Wenn Ihr Kind Abend für Abend dieselbe Gutenachtgeschichte verlangt, machen Sie nichts falsch. Sie werden Zeuge von etwas leise Wunderbarem. Dasselbe Buch immer wieder zu lesen gehört zum Liebevollsten, was Sie für ein kleines Kind tun können, und am Abend erfüllt es gleich zwei Aufgaben auf einmal: Es beruhigt den Körper für den Schlaf, und es überführt neue Wörter ins Langzeitgedächtnis.

Das ist das doppelte Geschenk der Wiederholung. Der Teil, der beruhigt, und der Teil, der lehrt, sind nicht zwei getrennte Dinge. Es ist ein und dieselbe vertraute Geschichte, die Ihr Kind aus zwei Richtungen zugleich erreicht.

Der Trost, zu wissen, was als Nächstes kommt

Bis zur Schlafenszeit hat ein kleines Kind den ganzen Tag in einer Welt verbracht, die es meist nicht vorhersehen kann. Mahlzeiten, Wetter, Stimmungen, die Reihenfolge, in der die Dinge geschehen, so vieles davon bestimmen andere. Eine Geschichte, die es auswendig kennt, gehört zu den wenigen Dingen, die es ganz und gar vorhersehen kann. Es weiß, dass der Bär hinter der Tür steht, noch bevor die Seite umgeblättert wird. Es weiß genau, welches Wort Sie mit der komischen Stimme sagen werden.

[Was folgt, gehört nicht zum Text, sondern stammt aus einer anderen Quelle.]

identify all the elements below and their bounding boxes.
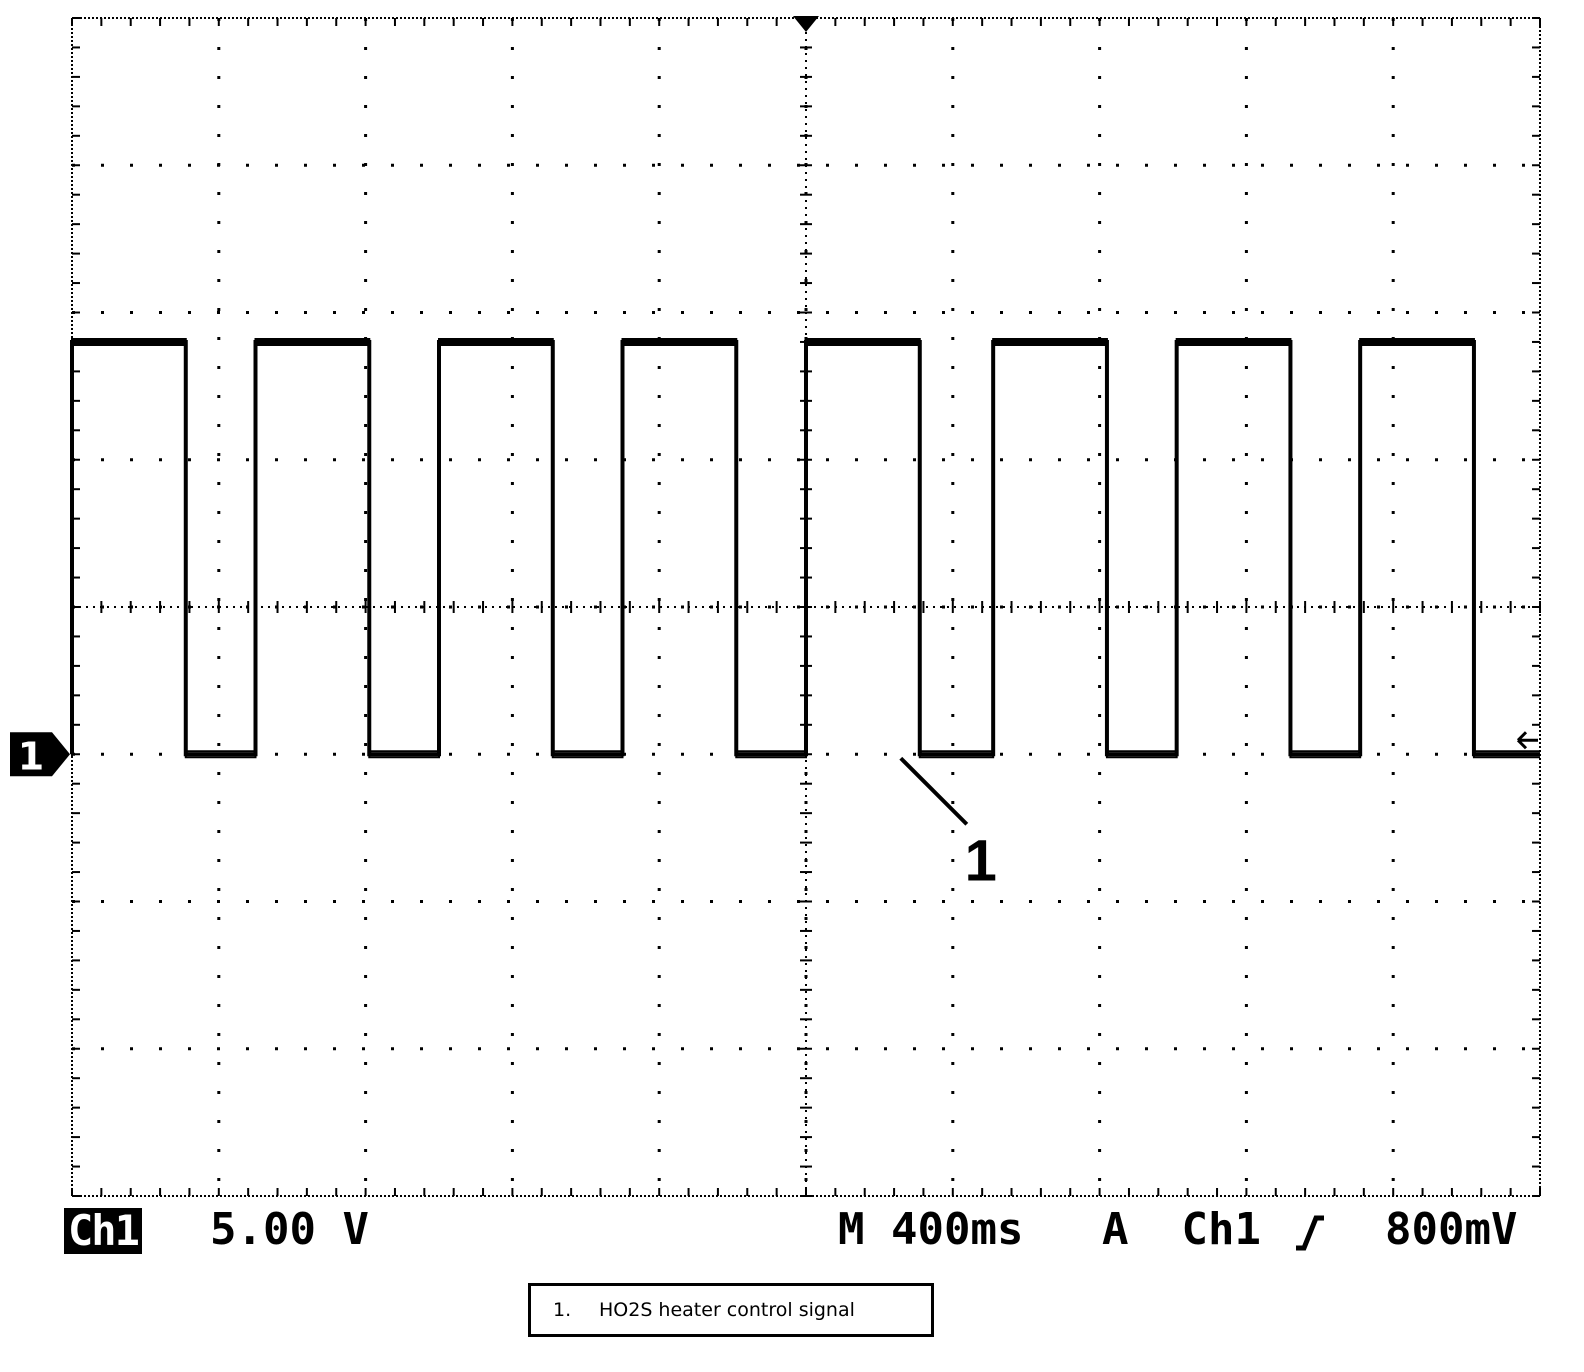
graticule-grid <box>71 17 1541 1197</box>
ground-marker-label: 1 <box>18 734 44 778</box>
timebase-readout: M 400ms <box>838 1204 1024 1255</box>
legend-number: 1. <box>553 1299 572 1321</box>
trigger-level-readout: 800mV <box>1385 1204 1518 1255</box>
ground-marker-box <box>10 732 52 777</box>
annotations: 1 <box>899 756 997 893</box>
trigger-position-marker <box>793 16 819 32</box>
ground-marker-arrow <box>52 732 70 777</box>
ch1-trace <box>70 337 1540 759</box>
channel-badge: Ch1 <box>64 1208 142 1254</box>
annotation-leader-line <box>899 756 969 826</box>
rising-edge-icon <box>1296 1215 1324 1251</box>
annotation-label: 1 <box>965 828 997 893</box>
legend-text: HO2S heater control signal <box>599 1299 855 1321</box>
trigger-level-arrow <box>1516 731 1538 750</box>
ch1-waveform-noise <box>71 337 1540 753</box>
markers: 1 <box>10 16 1538 778</box>
legend-box: 1. HO2S heater control signal <box>528 1283 934 1337</box>
trigger-source-readout: A Ch1 <box>1102 1204 1261 1255</box>
volts-per-div-readout: 5.00 V <box>210 1204 369 1255</box>
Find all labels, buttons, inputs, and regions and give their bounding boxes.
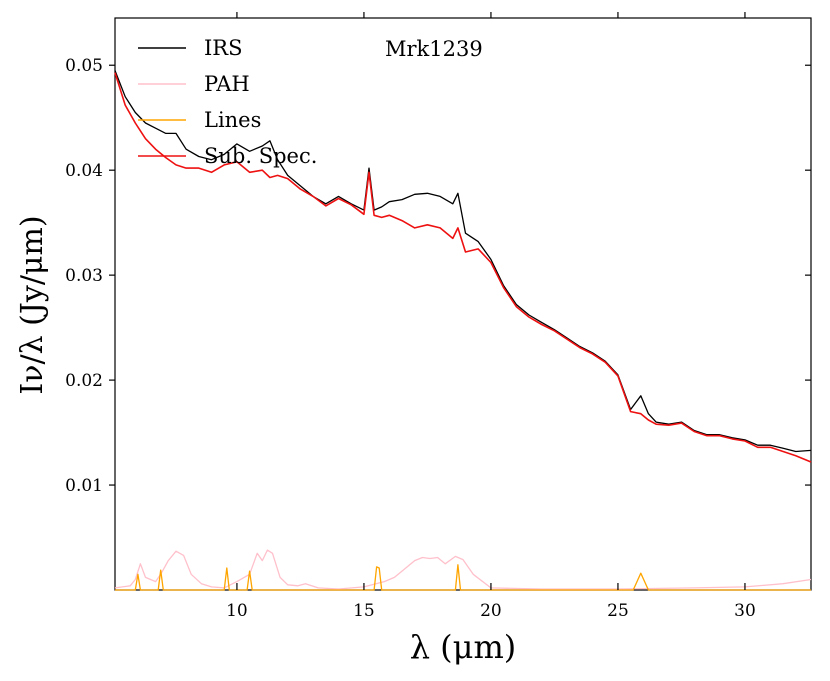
- y-tick-label: 0.01: [65, 476, 103, 496]
- y-axis-label: Iν/λ (Jy/μm): [15, 215, 50, 394]
- x-tick-label: 30: [734, 601, 756, 621]
- x-axis-label: λ (μm): [410, 628, 517, 666]
- ticks-layer: 10 15 20 25 30 0.01 0.02 0.03 0.04 0.05: [65, 12, 811, 621]
- legend-label: IRS: [204, 36, 243, 60]
- legend: IRS PAH Lines Sub. Spec.: [138, 36, 317, 168]
- series-line-sub-spec: [114, 72, 812, 463]
- series-line-pah: [114, 549, 812, 590]
- y-tick-label: 0.04: [65, 161, 103, 181]
- legend-label: Lines: [204, 108, 261, 132]
- series-line-irs: [114, 70, 812, 453]
- y-tick-label: 0.02: [65, 371, 103, 391]
- legend-label: PAH: [204, 72, 250, 96]
- x-tick-label: 20: [480, 601, 502, 621]
- chart-title: Mrk1239: [385, 37, 483, 61]
- x-tick-label: 10: [226, 601, 248, 621]
- series-layer: [114, 70, 812, 591]
- y-tick-label: 0.05: [65, 56, 103, 76]
- y-tick-label: 0.03: [65, 266, 103, 286]
- x-tick-label: 25: [607, 601, 629, 621]
- plot-frame: [114, 17, 812, 591]
- x-tick-label: 15: [353, 601, 375, 621]
- series-line-lines: [115, 564, 811, 591]
- legend-label: Sub. Spec.: [204, 144, 317, 168]
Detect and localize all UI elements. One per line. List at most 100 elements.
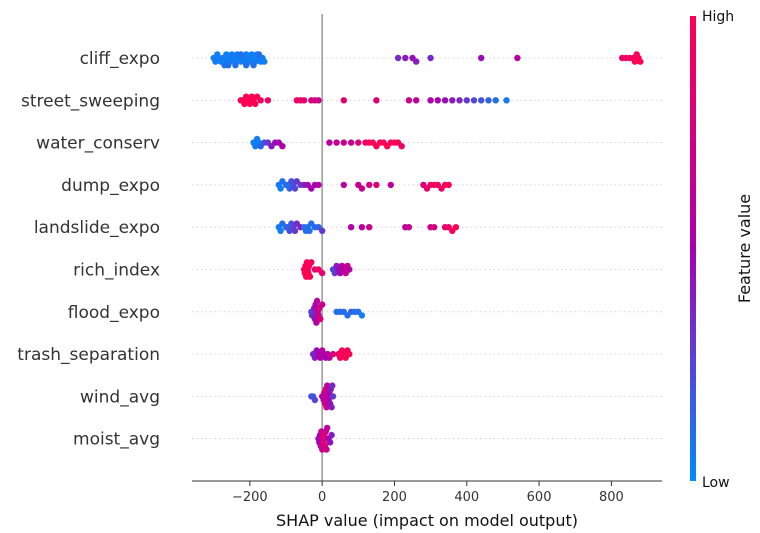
shap-point: [243, 61, 250, 69]
colorbar-low-label: Low: [702, 475, 730, 491]
shap-point: [250, 61, 257, 69]
shap-point: [358, 312, 366, 319]
feature-label: rich_index: [73, 261, 160, 281]
shap-point: [326, 439, 334, 446]
shap-point: [232, 61, 239, 69]
colorbar-high-label: High: [702, 9, 734, 25]
shap-point: [315, 181, 322, 189]
shap-point: [492, 97, 499, 104]
shap-point: [398, 143, 405, 150]
shap-point: [373, 181, 380, 189]
x-tick-label: 200: [382, 490, 407, 505]
shap-point: [329, 382, 336, 389]
shap-point: [347, 139, 355, 146]
colorbar-gradient: [690, 16, 696, 481]
shap-point: [277, 185, 284, 192]
shap-point: [255, 51, 263, 58]
shap-point: [441, 97, 449, 104]
shap-point: [449, 97, 456, 104]
shap-point: [264, 97, 272, 104]
x-tick-label: 400: [454, 490, 479, 505]
shap-point: [405, 97, 413, 104]
feature-label: moist_avg: [73, 430, 160, 450]
shap-point: [413, 58, 420, 65]
shap-point: [434, 97, 441, 104]
shap-point: [366, 224, 373, 231]
shap-point: [346, 266, 353, 273]
feature-labels: cliff_expo street_sweeping water_conservdu…: [17, 49, 160, 450]
feature-label: dump_expo: [61, 176, 160, 196]
feature-label: cliff_expo: [80, 49, 160, 69]
feature-label: wind_avg: [80, 387, 160, 407]
shap-point: [347, 224, 355, 231]
shap-point: [257, 97, 264, 104]
shap-point: [319, 301, 326, 308]
shap-point: [456, 97, 463, 104]
shap-point: [306, 273, 314, 280]
feature-label: trash_separation: [17, 345, 160, 365]
row-guides: [192, 57, 662, 440]
shap-point: [463, 97, 470, 104]
shap-point: [358, 224, 366, 231]
shap-point: [340, 181, 347, 189]
shap-point: [470, 97, 478, 104]
shap-point: [637, 58, 644, 65]
x-axis-ticks: −200 0 200 400 600 800: [232, 481, 624, 505]
shap-point: [329, 393, 337, 400]
shap-point: [358, 185, 366, 192]
shap-point: [373, 97, 380, 104]
shap-point: [252, 100, 259, 108]
feature-label: street_sweeping: [21, 91, 160, 111]
shap-point: [427, 54, 434, 62]
shap-point: [485, 97, 492, 104]
shap-point: [387, 181, 394, 189]
shap-point: [340, 139, 347, 146]
shap-point: [319, 227, 326, 234]
shap-point: [478, 54, 485, 62]
x-tick-label: −200: [232, 490, 268, 505]
shap-point: [346, 350, 353, 358]
shap-point: [225, 61, 232, 69]
shap-point: [306, 227, 313, 234]
shap-point: [402, 54, 409, 62]
shap-point: [452, 224, 460, 231]
shap-point: [328, 404, 335, 411]
shap-point: [313, 297, 321, 305]
x-tick-label: 0: [318, 490, 326, 505]
x-tick-label: 600: [527, 490, 552, 505]
shap-point: [323, 446, 330, 453]
feature-label: water_conserv: [36, 134, 160, 154]
shap-point: [261, 58, 268, 65]
shap-point: [340, 97, 347, 104]
colorbar: High Low Feature value: [690, 9, 754, 491]
shap-point: [329, 350, 337, 358]
colorbar-title: Feature value: [735, 194, 754, 303]
shap-point: [291, 185, 299, 192]
shap-point: [413, 97, 420, 104]
shap-point: [315, 97, 322, 104]
shap-point: [503, 97, 510, 104]
shap-point: [478, 97, 485, 104]
feature-label: flood_expo: [68, 303, 160, 323]
shap-point: [333, 139, 340, 146]
shap-point: [328, 431, 335, 439]
shap-point: [279, 143, 286, 150]
x-axis-title: SHAP value (impact on model output): [276, 511, 578, 530]
shap-point: [514, 54, 521, 62]
feature-label: landslide_expo: [34, 218, 160, 238]
shap-point: [427, 97, 434, 104]
shap-point: [237, 51, 244, 58]
shap-point: [277, 227, 284, 234]
shap-point: [355, 139, 362, 146]
shap-point: [300, 97, 308, 104]
shap-point: [394, 54, 402, 62]
shap-point: [324, 424, 331, 432]
point-layer: [210, 51, 644, 453]
shap-point: [311, 396, 319, 404]
shap-point: [366, 181, 373, 189]
x-tick-label: 800: [599, 490, 624, 505]
shap-point: [431, 224, 438, 231]
shap-point: [317, 315, 324, 323]
shap-point: [319, 269, 326, 277]
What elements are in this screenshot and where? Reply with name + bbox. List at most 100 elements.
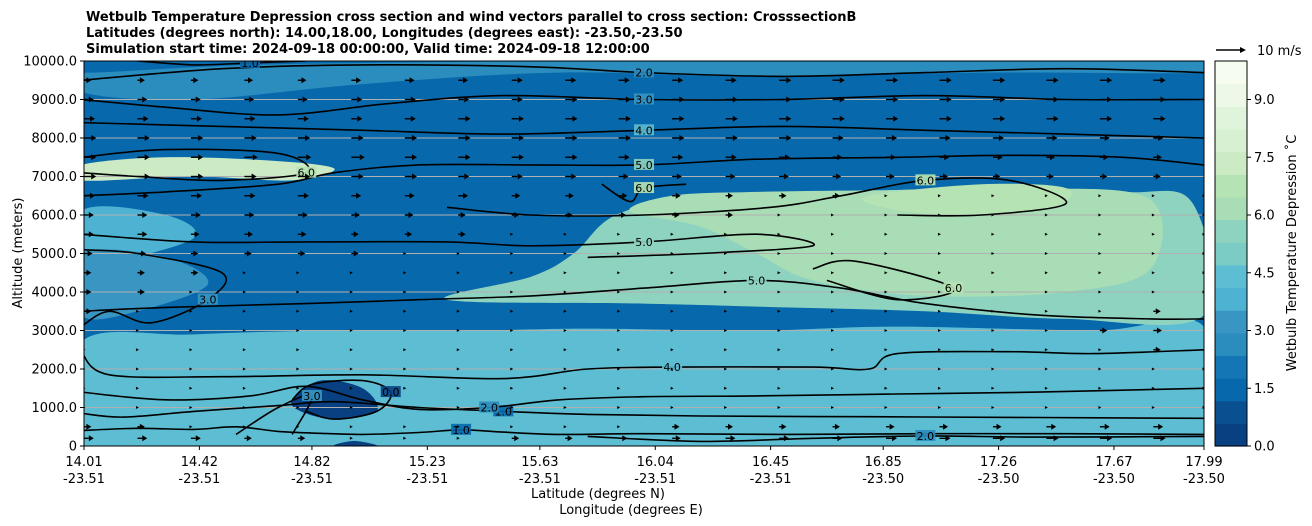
plot-area: 1.01.02.02.04.03.05.05.05.06.06.06.06.04… <box>84 61 1204 446</box>
colorbar-segment-4 <box>1215 332 1247 357</box>
y-axis-ticks: 0 1000.0 2000.0 3000.0 4000.0 5000.0 6000.0 700… <box>23 55 84 455</box>
wind-vector-2-18 <box>1044 406 1048 409</box>
chart-title-line-1: Wetbulb Temperature Depression cross sec… <box>86 10 856 25</box>
wind-vector-head-1-18 <box>1051 423 1057 430</box>
wind-vector-head-19-3 <box>248 77 254 84</box>
y-tick-label-8: 8000.0 <box>32 132 78 147</box>
wind-vector-head-15-9 <box>572 154 578 161</box>
wind-vector-4-12 <box>724 367 728 371</box>
wind-vector-8-2 <box>189 290 193 294</box>
wind-vector-head-18-8 <box>517 96 523 103</box>
wind-vector-8-6 <box>403 290 407 294</box>
wind-vector-3-20 <box>1151 386 1155 390</box>
wind-vector-head-11-7 <box>460 231 466 238</box>
wind-vector-7-19 <box>1098 309 1102 313</box>
wind-vector-head-10-4 <box>300 250 306 257</box>
wind-vector-head-19-17 <box>1000 77 1006 84</box>
colorbar-tick-label-6: 9.0 <box>1254 93 1275 108</box>
colorbar-segment-3 <box>1215 355 1247 379</box>
wind-vector-head-18-20 <box>1160 96 1166 103</box>
wind-vector-2-7 <box>456 406 460 409</box>
wind-vector-6-9 <box>563 329 567 332</box>
wind-vector-head-14-9 <box>571 173 577 180</box>
wind-vector-head-17-5 <box>357 115 363 122</box>
filled-region-12 <box>84 61 506 73</box>
wind-vector-head-1-1 <box>139 423 145 430</box>
wind-vector-7-2 <box>189 309 193 313</box>
wind-vector-head-15-12 <box>731 154 737 161</box>
contour-label-7: 5.0 <box>635 236 653 249</box>
wind-vector-3-19 <box>1098 386 1102 390</box>
wind-vector-head-15-5 <box>359 154 365 161</box>
wind-vector-3-15 <box>884 386 888 390</box>
wind-vector-head-19-10 <box>624 77 630 84</box>
wind-vector-head-17-20 <box>1160 115 1166 122</box>
wind-vector-head-15-6 <box>412 154 418 161</box>
wind-vector-8-15 <box>884 290 888 294</box>
wind-vector-head-17-6 <box>410 115 416 122</box>
wind-vector-head-15-16 <box>944 154 950 161</box>
wind-vector-head-16-19 <box>1104 135 1110 141</box>
wind-vector-7-15 <box>884 309 888 313</box>
wind-vector-head-8-0 <box>86 289 92 295</box>
wind-vector-7-8 <box>510 309 514 313</box>
wind-vector-head-10-3 <box>246 250 252 257</box>
wind-vector-head-0-17 <box>1000 435 1006 442</box>
wind-vector-head-6-20 <box>1156 327 1162 334</box>
colorbar-segment-16 <box>1215 61 1247 85</box>
wind-vector-head-18-15 <box>893 96 899 103</box>
contour-line-2 <box>84 385 1204 411</box>
contour-label-bg-4 <box>662 361 683 373</box>
contour-label-bg-8 <box>634 158 654 170</box>
wind-vector-3-7 <box>456 386 460 390</box>
y-tick-label-0: 0 <box>69 440 77 455</box>
wind-vector-12-17 <box>991 213 995 217</box>
wind-vector-8-20 <box>1151 290 1155 294</box>
wind-vector-head-0-2 <box>195 435 201 442</box>
wind-vector-head-18-3 <box>249 96 255 103</box>
wind-vector-head-12-2 <box>195 212 201 218</box>
colorbar-tick-label-5: 7.5 <box>1254 151 1275 166</box>
wind-vector-head-15-1 <box>144 154 150 161</box>
wind-vector-11-15 <box>884 232 888 236</box>
wind-vector-8-16 <box>937 290 941 294</box>
wind-vector-9-11 <box>670 271 674 275</box>
x-tick-lat-label-4: 15.63 <box>521 455 558 470</box>
wind-vector-head-11-6 <box>407 231 413 238</box>
wind-vector-head-1-15 <box>889 423 895 430</box>
colorbar-tick-label-1: 1.5 <box>1254 382 1275 397</box>
wind-vector-2-4 <box>296 406 300 409</box>
y-tick-label-9: 9000.0 <box>32 93 78 108</box>
x-tick-lon-label-10: -23.50 <box>1183 472 1225 487</box>
wind-vector-head-16-20 <box>1158 135 1164 141</box>
wind-vector-5-19 <box>1098 348 1102 352</box>
wind-vector-head-14-3 <box>251 173 257 180</box>
wind-vector-9-12 <box>724 271 728 275</box>
wind-vector-9-7 <box>456 271 460 275</box>
wind-vector-9-19 <box>1098 271 1102 275</box>
wind-vector-6-7 <box>456 329 460 332</box>
contour-label-bg-11 <box>634 182 654 194</box>
wind-vector-head-8-1 <box>139 289 145 295</box>
wind-vector-head-16-3 <box>251 135 257 141</box>
contour-label-bg-6 <box>746 274 767 286</box>
wind-vector-head-14-14 <box>836 173 842 180</box>
wind-vector-head-12-3 <box>249 212 255 218</box>
wind-vector-head-17-10 <box>625 115 631 122</box>
wind-vector-head-0-1 <box>142 435 148 442</box>
wind-vector-head-13-3 <box>250 192 256 199</box>
colorbar-segment-13 <box>1215 128 1247 153</box>
wind-vector-head-19-20 <box>1160 77 1166 84</box>
wind-vector-9-8 <box>510 271 514 275</box>
wind-vector-5-16 <box>937 348 941 352</box>
wind-vector-2-3 <box>242 406 246 409</box>
colorbar-segment-15 <box>1215 83 1247 107</box>
x-axis-label-latitude: Latitude (degrees N) <box>531 487 665 502</box>
contour-label-bg-16 <box>240 61 261 68</box>
wind-vector-10-13 <box>777 252 781 255</box>
wind-vector-1-8 <box>510 425 514 429</box>
wind-vector-7-14 <box>831 309 835 313</box>
wind-vector-head-19-2 <box>193 77 199 84</box>
wind-vector-head-17-4 <box>303 115 309 122</box>
colorbar-segment-2 <box>1215 378 1247 402</box>
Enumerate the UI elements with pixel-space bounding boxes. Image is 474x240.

Diese Gewissheit ist keine Langeweile. Sie ist Sicherheit. Wenn ein Kind vorhersehen kann, was kommt, muss sich sein Körper auf weniger einstellen, und ein ruhigerer Körper gleitet leichter in den Schlaf. Deshalb wird dasselbe Buch, in derselben Reihenfolge, Abend für Abend, zu einem so verlässlichen Teil des Zur-Ruhe-Kommens.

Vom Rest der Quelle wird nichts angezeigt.